Aktivitas berpikir membuat tubuh merasa lelah meski tanpa banyak pergerakan. Simak penjelasan para pakar terkait fenomena tersebut.
Tubuh merasa capek bukan hanya karena aktivitas fisik, tetapi juga aktivitas mental seperti berpikir. Para peneliti menyebut rasa capek sebagai sistem untuk menjaga fungsi otak tetap baik.
Sebuah studi yang diterbitkan di Current Biology pada 11 Agustus menunjukkan bahwa ketika pekerjaan kognitif yang intens berlangsung selama beberapa jam, maka akan menghasilkan produk sampingan yang berpotensi beracun menumpuk di bagian otak yang dikenal sebagai korteks prefrontal.
Hal ini kemudian berpengaruh pada kendali kita atas keputusan, sehingga kita akan beralih ke tindakan dengan intensitas kerja otak yang lebih rendah yang tidak memerlukan usaha besar atau menunggu kelelahan kognitif terjadi.
“Teori-teori yang berpengaruh menyatakan kelelahan adalah semacam ilusi yang dibuat oleh otak untuk membuat kita menghentikan apa pun yang sedang kita lakukan dan beralih ke aktivitas yang lebih memuaskan,” kata Mathias Pessiglione dari Universitas Pitié-Salpêtrière di Paris, Prancis, dikutip dari Science Daily.
“Namun, temuan kami menunjukkan bahwa kerja kognitif menghasilkan perubahan fungsional yang sebenarnya – akumulasi zat-zat berbahaya – sehingga kelelahan memang merupakan sinyal yang membuat kita berhenti bekerja, namun dengan tujuan yang berbeda, yakni menjaga integritas fungsi otak,” tambahnya.
Pessiglione dan rekan-rekannya ingin memahami apa sebenarnya kelelahan mental itu. Mesin dapat melakukan aktivitas menghitung secara terus menerus, tetapi otak tidak, dan mereka ingin mencari tahu mengapa.
Para peneliti ini menduga alasannya berkaitan dengan kebutuhan untuk mendaur ulang zat-zat yang berpotensi beracun yang muncul dari aktivitas saraf.
Untuk mencari bukti tentang hal tersebut, mereka menggunakan spektroskopi resonansi magnetik (MRS) untuk memantau kimiawi otak selama satu hari kerja.
Para pakar mengamati dua kelompok orang, yaitu mereka yang harus berpikir keras dan mereka yang memiliki tugas kognitif yang relatif lebih mudah.
Mereka melihat tanda-tanda kelelahan, termasuk berkurangnya pelebaran pupil, hanya pada kelompok yang melakukan kerja keras.
Orang-orang yang berada dalam kelompok tersebut juga menunjukkan pergeseran dalam pilihannya ke arah pilihan yang memberikan imbalan dalam waktu singkat dengan sedikit usaha.

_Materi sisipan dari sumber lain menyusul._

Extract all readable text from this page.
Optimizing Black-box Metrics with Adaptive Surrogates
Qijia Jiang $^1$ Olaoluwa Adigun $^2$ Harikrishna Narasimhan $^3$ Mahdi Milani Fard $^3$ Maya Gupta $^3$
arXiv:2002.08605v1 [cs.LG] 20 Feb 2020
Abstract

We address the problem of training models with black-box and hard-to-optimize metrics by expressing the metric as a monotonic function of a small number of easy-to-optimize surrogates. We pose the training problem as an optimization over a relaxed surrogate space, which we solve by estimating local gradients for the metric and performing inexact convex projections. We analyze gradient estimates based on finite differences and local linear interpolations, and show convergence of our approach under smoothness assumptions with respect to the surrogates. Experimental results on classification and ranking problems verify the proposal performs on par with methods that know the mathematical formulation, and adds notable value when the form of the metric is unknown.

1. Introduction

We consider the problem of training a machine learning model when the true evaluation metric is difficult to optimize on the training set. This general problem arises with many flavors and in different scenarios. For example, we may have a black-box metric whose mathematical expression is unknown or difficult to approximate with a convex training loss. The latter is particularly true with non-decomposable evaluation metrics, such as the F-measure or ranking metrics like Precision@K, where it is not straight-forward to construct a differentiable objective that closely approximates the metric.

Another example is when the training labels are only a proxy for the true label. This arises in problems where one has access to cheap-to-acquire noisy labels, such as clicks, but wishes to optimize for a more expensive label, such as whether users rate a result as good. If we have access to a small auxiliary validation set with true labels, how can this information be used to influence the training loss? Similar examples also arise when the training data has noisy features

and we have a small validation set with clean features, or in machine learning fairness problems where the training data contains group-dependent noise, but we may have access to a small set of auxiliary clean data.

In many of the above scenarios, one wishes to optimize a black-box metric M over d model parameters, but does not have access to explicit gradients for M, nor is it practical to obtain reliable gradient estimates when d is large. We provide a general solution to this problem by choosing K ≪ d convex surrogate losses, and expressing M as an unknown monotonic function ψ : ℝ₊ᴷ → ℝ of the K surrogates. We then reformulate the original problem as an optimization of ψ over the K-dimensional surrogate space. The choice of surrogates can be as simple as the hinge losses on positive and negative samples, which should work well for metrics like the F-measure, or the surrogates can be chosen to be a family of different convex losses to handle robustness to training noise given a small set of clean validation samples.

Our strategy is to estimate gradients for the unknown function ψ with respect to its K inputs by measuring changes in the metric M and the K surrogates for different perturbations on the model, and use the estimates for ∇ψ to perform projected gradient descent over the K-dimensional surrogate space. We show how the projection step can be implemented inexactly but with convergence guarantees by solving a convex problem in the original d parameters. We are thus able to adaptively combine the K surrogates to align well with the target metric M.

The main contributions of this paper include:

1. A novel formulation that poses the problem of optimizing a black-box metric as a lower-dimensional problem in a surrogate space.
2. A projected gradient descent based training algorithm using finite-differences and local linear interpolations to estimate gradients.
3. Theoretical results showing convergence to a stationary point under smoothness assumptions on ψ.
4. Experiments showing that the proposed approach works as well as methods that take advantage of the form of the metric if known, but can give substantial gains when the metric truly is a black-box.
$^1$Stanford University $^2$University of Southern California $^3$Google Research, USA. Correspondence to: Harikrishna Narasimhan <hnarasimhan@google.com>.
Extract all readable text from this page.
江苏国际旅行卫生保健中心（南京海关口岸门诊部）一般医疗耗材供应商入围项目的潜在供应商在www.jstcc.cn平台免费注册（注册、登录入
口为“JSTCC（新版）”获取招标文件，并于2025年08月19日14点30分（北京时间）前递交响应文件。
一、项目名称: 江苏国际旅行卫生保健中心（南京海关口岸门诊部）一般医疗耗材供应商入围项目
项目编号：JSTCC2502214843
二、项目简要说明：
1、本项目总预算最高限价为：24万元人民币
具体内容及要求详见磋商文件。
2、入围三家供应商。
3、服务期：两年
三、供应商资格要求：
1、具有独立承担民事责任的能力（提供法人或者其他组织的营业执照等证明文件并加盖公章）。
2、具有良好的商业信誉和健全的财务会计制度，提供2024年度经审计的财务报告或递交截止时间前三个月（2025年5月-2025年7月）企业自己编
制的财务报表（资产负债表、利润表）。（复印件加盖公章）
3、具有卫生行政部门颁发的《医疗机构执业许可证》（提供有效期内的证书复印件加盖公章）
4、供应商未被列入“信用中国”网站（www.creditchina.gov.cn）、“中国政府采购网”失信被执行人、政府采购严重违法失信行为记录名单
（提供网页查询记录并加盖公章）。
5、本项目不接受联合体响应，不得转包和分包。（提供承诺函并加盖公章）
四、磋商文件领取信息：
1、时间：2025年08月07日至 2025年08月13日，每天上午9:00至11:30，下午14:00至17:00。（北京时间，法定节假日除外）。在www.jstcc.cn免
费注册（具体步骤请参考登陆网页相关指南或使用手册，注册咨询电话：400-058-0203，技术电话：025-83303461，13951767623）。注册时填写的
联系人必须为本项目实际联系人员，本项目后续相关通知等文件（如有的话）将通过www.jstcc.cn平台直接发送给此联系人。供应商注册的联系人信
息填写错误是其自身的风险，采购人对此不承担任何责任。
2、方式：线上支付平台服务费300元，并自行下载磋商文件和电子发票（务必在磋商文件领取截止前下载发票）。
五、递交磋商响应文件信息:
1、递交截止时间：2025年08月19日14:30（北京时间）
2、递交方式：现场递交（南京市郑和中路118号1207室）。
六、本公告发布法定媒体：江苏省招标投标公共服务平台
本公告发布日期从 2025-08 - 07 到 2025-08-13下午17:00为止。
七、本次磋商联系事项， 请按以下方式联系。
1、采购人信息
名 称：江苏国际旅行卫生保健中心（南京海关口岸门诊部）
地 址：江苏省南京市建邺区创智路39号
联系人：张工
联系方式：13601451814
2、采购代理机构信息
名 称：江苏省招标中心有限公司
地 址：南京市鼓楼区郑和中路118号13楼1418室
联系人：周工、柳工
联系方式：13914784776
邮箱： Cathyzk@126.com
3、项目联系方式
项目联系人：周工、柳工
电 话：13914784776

Secara kritis, orang-orang ini juga memiliki tingkat glutamat (yang membantu mengirim sinyal di otak) yang lebih tinggi di sinapsis korteks prefrontal otak.
Para peneliti mengatakan hal tersebut mendukung gagasan akumulasi glutamat membuat aktivasi lebih lanjut dari korteks prefrontal menjadi lebih berat, sehingga kontrol kognitif menjadi lebih sulit setelah seharian bekerja secara mental.
Pessiglione menyebut tak ada resep untuk mengatasi keterbatasan kerja otak tersebut.
“Saya akan menggunakan resep lama yang baik: istirahat dan tidur! Ada bukti yang bagus bahwa glutamat dihilangkan dari sinapsis selama tidur,” kata Pessiglione.
Meski demikian, mungkin ada implikasi praktis lainnya. Sebagai contoh, para peneliti menyebut pemantauan metabolit prefrontal dapat membantu mendeteksi kelelahan mental yang parah.
Kemampuan tersebut dapat membantu menyesuaikan agenda kerja untuk menghindari kelelahan. Para peneliti juga menyarankan orang untuk menghindari membuat keputusan penting ketika mereka lelah.
Dalam penelitian selanjutnya, para peneliti berharap dapat mempelajari mengapa korteks prefrontal tampaknya sangat rentan terhadap akumulasi glutamat dan kelelahan.
Mereka juga ingin tahu apakah penanda kelelahan yang sama di otak dapat memprediksi pemulihan dari kondisi kesehatan, seperti depresi atau kanker.